Greater than 100 Activision Blizzard workers staged a walkout on Tuesday calling for Kotick to step down as CEO, based on the group organizing it. The walkout got here in response to a Wall Road Journal investigation printed earlier within the day, which cited inner firm paperwork and folks accustomed to the matter indicating that Kotick was conscious of these points for a number of years.
Whereas the report prompted renewed pressure with some workers, Activision Blizzard’s board of administrators reiterated its assist of Kotick. “The Board stays assured in Bobby Kotick’s management, dedication and skill” to handle the corporate’s longstanding and ongoing points with harassment and discrimination, it stated in an announcement Tuesday.
In an announcement, the organizers behind the walkout stated: “The board is simply as complicit in the event that they let this slide. It is previous time for Bobby to step down.”
Activision Blizzard (ATVI) — which owns vastly standard titles similar to “Name of Responsibility,” “World of Warcraft” and “Sweet Crush” — has been roiled by a sexual harassment and discrimination scandal for months and is at the moment underneath scrutiny from a number of authorities companies.
A lawsuit filed in July by California’s Division of Honest Employment and Housing alleged a “frat boy” work tradition the place ladies had been subjected to fixed discrimination and harassment. (The corporate informed CNN on the time that it had addressed previous misconduct and criticized the lawsuit as “inaccurate” and “distorted.”)
The lawsuit and the corporate’s preliminary response kicked off a storm of dissent from Activision Blizzard’s workforce that in the end led to tons of of workers staging a walkout on the firm’s workplaces in Irvine, California.
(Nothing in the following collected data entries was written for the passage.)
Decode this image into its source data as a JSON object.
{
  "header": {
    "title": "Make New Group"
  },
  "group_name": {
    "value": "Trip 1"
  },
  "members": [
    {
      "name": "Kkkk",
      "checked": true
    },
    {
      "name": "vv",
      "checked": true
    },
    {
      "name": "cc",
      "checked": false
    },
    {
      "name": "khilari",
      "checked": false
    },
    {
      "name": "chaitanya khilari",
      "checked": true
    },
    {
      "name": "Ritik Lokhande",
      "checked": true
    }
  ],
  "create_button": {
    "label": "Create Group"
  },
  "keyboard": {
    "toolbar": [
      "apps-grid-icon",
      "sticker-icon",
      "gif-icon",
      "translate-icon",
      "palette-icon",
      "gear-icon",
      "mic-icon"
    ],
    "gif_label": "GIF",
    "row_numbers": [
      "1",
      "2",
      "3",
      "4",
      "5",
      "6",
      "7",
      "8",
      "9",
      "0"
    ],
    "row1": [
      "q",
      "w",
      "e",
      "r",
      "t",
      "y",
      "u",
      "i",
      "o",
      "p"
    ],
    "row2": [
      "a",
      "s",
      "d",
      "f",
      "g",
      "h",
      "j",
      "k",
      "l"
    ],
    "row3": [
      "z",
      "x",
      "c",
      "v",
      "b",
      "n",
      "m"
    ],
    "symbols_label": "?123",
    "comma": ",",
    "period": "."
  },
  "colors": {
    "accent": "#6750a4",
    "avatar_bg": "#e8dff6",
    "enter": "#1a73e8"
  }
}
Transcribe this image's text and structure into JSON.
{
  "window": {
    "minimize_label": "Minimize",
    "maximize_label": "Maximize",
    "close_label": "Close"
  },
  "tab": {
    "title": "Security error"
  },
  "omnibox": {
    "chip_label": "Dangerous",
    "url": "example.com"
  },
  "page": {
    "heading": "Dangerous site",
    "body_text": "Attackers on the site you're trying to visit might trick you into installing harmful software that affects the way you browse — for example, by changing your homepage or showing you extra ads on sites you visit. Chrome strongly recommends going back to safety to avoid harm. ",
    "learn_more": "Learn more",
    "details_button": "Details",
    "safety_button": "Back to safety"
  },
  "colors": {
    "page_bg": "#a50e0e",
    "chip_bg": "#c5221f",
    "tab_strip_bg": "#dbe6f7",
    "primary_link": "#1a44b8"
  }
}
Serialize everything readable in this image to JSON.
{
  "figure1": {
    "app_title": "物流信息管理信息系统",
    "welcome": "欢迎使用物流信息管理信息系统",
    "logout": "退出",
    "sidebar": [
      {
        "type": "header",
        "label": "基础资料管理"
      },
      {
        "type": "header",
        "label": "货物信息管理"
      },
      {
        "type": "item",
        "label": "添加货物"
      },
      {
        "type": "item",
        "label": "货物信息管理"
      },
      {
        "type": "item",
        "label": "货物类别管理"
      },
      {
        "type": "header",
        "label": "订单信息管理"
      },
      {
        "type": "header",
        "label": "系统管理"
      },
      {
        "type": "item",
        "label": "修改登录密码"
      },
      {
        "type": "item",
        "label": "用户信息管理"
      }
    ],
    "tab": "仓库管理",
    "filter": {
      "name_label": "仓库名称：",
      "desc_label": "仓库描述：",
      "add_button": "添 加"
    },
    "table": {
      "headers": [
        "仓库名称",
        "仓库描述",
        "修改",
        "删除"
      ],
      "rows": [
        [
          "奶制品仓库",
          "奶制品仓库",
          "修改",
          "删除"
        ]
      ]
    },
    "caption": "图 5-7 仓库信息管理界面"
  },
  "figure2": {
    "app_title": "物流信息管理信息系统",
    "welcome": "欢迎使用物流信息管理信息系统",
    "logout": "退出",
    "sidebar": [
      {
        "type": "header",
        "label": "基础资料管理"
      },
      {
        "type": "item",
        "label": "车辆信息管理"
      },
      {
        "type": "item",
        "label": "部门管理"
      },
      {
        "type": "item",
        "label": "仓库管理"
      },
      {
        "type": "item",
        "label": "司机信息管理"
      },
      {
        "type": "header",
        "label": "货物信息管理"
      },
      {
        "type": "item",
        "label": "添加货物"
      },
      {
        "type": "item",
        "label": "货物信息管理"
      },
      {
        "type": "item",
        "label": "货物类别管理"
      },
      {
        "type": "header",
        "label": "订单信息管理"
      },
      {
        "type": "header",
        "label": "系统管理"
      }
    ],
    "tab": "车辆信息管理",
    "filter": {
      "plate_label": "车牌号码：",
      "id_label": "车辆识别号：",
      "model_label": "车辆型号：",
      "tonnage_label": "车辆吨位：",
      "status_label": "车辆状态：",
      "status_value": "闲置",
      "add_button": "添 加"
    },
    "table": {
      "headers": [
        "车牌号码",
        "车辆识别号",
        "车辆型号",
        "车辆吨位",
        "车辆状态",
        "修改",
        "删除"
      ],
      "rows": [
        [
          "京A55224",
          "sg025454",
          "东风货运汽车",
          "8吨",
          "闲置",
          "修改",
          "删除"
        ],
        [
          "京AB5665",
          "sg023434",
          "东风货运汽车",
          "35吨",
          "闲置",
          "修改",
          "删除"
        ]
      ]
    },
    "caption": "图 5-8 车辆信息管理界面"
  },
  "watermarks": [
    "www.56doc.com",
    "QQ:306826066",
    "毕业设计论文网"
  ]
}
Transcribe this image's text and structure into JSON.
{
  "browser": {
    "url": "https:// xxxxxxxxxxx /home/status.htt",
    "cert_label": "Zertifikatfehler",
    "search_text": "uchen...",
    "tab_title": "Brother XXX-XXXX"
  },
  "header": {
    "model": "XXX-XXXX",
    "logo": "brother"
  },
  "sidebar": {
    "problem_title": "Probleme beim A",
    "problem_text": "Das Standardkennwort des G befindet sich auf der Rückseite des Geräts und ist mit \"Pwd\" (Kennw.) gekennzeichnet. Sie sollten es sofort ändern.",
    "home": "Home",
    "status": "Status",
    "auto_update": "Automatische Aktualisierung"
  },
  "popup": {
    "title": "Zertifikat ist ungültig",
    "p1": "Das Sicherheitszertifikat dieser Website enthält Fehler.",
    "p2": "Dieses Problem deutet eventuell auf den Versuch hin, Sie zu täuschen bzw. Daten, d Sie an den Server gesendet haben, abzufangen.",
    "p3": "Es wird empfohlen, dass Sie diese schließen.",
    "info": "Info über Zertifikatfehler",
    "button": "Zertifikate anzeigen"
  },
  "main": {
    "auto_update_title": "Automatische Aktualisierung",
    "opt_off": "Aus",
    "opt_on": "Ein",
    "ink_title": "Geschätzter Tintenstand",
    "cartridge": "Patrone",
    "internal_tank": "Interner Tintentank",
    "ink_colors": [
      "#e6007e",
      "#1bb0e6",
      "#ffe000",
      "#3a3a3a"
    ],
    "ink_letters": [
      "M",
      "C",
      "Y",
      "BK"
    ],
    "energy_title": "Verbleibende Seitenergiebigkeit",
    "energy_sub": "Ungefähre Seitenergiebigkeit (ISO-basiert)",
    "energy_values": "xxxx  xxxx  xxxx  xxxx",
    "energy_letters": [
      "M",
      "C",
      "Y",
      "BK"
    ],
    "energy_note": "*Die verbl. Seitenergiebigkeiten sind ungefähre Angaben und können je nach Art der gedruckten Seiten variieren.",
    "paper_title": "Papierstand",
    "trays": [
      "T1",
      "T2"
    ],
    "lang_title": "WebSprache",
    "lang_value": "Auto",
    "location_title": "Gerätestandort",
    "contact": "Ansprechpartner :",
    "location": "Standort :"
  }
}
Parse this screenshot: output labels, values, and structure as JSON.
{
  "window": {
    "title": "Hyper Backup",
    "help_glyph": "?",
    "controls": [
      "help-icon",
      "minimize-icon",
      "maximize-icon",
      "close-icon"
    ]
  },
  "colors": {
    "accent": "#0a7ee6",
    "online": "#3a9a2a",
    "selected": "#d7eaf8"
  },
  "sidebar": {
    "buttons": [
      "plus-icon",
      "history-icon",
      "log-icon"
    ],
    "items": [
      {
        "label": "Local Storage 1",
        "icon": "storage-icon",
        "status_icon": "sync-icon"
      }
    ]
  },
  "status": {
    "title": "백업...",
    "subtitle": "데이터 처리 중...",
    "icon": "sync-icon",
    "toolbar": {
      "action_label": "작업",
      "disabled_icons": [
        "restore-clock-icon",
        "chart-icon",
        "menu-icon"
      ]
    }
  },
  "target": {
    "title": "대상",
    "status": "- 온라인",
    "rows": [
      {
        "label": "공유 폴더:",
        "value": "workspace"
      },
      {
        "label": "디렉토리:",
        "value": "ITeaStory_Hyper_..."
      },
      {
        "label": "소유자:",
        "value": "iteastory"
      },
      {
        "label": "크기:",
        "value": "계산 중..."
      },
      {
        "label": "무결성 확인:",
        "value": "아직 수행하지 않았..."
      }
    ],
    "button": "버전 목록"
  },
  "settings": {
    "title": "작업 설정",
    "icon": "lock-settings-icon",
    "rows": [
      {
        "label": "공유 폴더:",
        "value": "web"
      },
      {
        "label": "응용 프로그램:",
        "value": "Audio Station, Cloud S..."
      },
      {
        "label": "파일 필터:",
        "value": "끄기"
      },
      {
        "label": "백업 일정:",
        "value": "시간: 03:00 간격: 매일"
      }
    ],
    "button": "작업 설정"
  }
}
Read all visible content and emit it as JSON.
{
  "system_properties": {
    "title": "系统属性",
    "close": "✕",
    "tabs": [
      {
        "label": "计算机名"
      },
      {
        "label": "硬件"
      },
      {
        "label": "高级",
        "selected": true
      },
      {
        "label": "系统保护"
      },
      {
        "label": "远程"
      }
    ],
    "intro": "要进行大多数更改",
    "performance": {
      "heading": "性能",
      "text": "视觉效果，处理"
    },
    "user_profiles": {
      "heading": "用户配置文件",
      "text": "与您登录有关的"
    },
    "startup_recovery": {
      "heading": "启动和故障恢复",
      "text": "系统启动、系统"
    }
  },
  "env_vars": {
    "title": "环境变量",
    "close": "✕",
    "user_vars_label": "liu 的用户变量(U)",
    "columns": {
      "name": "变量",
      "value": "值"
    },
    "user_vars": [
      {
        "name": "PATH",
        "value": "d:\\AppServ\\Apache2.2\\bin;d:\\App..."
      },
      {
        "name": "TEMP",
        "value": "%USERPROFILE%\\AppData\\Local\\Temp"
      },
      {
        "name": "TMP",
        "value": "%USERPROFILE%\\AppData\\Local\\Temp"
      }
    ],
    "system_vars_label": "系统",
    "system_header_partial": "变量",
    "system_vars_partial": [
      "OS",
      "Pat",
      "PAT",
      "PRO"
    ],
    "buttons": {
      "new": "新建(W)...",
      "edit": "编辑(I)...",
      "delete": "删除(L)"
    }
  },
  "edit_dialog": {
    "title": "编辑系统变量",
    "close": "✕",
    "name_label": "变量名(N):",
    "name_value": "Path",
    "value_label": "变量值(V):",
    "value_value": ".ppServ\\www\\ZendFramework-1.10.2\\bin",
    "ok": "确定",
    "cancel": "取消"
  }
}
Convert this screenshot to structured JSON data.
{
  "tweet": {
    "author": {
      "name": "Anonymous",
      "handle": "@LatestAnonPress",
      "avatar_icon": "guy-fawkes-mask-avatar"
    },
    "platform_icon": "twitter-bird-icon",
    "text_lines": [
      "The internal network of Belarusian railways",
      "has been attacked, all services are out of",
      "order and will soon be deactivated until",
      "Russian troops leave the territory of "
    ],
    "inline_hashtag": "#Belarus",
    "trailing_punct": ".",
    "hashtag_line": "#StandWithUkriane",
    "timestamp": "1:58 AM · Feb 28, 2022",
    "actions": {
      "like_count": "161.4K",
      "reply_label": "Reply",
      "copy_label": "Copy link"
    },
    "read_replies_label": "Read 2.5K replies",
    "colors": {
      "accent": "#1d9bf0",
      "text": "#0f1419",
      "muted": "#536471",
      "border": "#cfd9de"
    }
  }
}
Kotick subsequently acknowledged that the corporate’s preliminary response was “tone deaf.”
The corporate can be dealing with a criticism from the Nationwide Labor Relations Board filed in September accusing it of unfair labor practices, in addition to an investigation by the Securities and Alternate Fee that the corporate has stated it’s cooperating with. These actions are all nonetheless pending, and Activision Blizzard stated it “continues to productively have interaction with regulators.”
The corporate additionally paid $18 million to settle a separate lawsuit by the Equal Employment Alternative Fee (EEOC) that accused it of subjecting feminine workers to sexual harassment, retaliating in opposition to them for complaining about harassment, and paying feminine workers lower than male workers. The corporate additionally “discriminated in opposition to workers as a consequence of their being pregnant,” the EEOC alleged.
In an announcement accompanying the EEOC settlement announcement, Kotick stated he remained “unwavering in my dedication to make Activision Blizzard one of many world’s most inclusive, revered, and respectful workplaces.”
Kotick, who has been Activision CEO since 1991, together with on the time of the 2008 merger with Blizzard, has been in harm management mode for many of this 12 months.
Final month, he introduced an intention to slash his controversial $155 million pay bundle — one of many largest in company America — to the “lowest quantity California legislation will permit” till the gaming firm fixes its points with gender discrimination and harassment. If the board approves, Kotick will likely be paid $62,500, he stated.